If one wishes to compare two probabilistic models \(\text{Model}_1\) and \(\text{Model}_2\) then one may compare the evidence for the models by computing the Bayes Factor:

(8)\[\frac{P(\mathcal{X}_\text{train} | \text{Model}_1)}{P(\mathcal{X}_\text{train} | \text{Model}_2)} = \frac{ P(\text{Model}_1|\mathcal{X}_\text{train}) P(\text{Model}_2)}{P(\text{Model}_2|\mathcal{X}_\text{train})P(\text{Model}_1) },\]

where the model evidence (or marginal likelihood) \(P(\mathcal{X}_\text{train} | \text{Model})\) is computed by evaluating the expectation of the data likelihood for the model over the posterior obtained in training (\(P(\mathcal{X}_\text{train} | \text{Model}) = \mathbb{E}_{P(\theta | \mathcal{X}_\text{train})} P(\mathcal{X}_\text{train} | \theta) = \int P(\mathcal{X}_\text{train} | \theta) P(\theta | \mathcal{X}_\text{train}) d\theta\)). If the Bayes factor is greater than one then \(\text{Model}_1\) is preferred, otherwise one should choose \(\text{Model}_2\) [24]. When \(P(\text{Model}_2)=P(\text{Model}_1)\) the prior belief in each model is equal and the Bayes factor becomes equal to the likelihood ratio. The likelihood ratio can also be computed for the test data set. One can also generate new data by sampling from the distribution \(\mathbb{E}_{P(\theta | \mathcal{X}_\text{train})} p(x | \theta)\) and comparing this to the training and test data. This is known as a posterior predictive check [7].
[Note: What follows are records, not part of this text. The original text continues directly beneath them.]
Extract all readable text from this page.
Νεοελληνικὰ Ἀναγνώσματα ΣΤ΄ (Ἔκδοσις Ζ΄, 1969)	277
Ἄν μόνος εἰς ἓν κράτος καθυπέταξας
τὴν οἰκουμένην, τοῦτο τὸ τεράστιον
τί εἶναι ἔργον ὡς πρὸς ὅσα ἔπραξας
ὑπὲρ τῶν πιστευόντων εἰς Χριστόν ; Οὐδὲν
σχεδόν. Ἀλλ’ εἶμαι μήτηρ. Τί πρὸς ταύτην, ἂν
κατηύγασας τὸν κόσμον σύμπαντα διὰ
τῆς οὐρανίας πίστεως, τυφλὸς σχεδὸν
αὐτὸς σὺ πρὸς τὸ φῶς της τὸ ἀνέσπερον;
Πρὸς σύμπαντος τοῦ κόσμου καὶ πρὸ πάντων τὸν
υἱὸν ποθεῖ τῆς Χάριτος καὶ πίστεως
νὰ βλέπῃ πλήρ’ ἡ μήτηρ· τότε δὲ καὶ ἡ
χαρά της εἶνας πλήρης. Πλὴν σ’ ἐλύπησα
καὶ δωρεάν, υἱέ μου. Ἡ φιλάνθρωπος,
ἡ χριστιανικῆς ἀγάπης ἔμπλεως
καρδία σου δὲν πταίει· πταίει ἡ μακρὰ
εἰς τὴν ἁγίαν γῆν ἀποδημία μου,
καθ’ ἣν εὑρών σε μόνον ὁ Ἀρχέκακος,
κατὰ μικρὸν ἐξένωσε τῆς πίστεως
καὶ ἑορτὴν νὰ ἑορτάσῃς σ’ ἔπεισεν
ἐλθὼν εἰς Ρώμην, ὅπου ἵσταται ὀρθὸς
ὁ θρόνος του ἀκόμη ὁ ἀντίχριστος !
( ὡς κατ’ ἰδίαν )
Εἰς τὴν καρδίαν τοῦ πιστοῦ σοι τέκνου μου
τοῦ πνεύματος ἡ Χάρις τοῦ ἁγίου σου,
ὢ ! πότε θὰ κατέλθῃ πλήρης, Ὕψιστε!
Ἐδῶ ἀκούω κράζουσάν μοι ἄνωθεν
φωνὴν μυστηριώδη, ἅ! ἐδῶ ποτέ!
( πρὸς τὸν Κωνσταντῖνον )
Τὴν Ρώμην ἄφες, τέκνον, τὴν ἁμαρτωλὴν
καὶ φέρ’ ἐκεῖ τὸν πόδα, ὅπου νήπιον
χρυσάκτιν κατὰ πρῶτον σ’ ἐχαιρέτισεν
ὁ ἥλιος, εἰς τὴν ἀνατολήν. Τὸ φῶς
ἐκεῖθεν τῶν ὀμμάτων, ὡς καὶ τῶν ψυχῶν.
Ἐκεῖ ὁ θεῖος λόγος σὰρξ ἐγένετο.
Validating non-probabilistic models

If a convex-set or interval based model is compared to crisp data then one can check that all elements of the test set \(\mathcal{X}_\text{test}\) fall within the model. [25] proposes that interval models are validated against interval data using the metric for comparison of two sets \(A\) and \(B\):

\[\Delta(A,B) = \inf_{a\in A, b\in B}{|a-b|},\]

where \(A\) would represent the trained convex model, and \(B\) would represent an element of \(\mathcal{X}_\text{test}\). The mean of \(\Delta(A,B)\) over every element \(B \in \mathcal{X}_\text{test}\) could be used to validate against the entire test set, i.e. \(\frac{1}{N_\text{test}} \sum_{B \in \mathcal{X}_\text{test}} \Delta(A,B)\).

Following this, [25] proposes a generalisation of the Wasserstein distance to measure the distance between an eCDF and a probability box, as a probability box validation metric. The proposed metric, termed mean absolute difference of deviates, is given by

\[\mathbb{E}_x \Delta([\underline{F}(x), \overline{F}(x)], [\underline{S_n}(x), \overline{S_n}(x)]),\]

where \([\underline{F}(x), \overline{F}(x)]\) are the bounds of the probability box to be validated, and \([\underline{S_n}(x), \overline{S_n}(x)]\) are the bounds of the empirical probability box created from the training data, which becomes a single CDF in the case of crisp data (\([{S_n}(x), {S_n}(x)]\)). The metric reduces to zero when there is overlap of the probability boxes at every \(x\). We compare models by computing the metric for each model, and then choosing the model with the lowest value for the metric.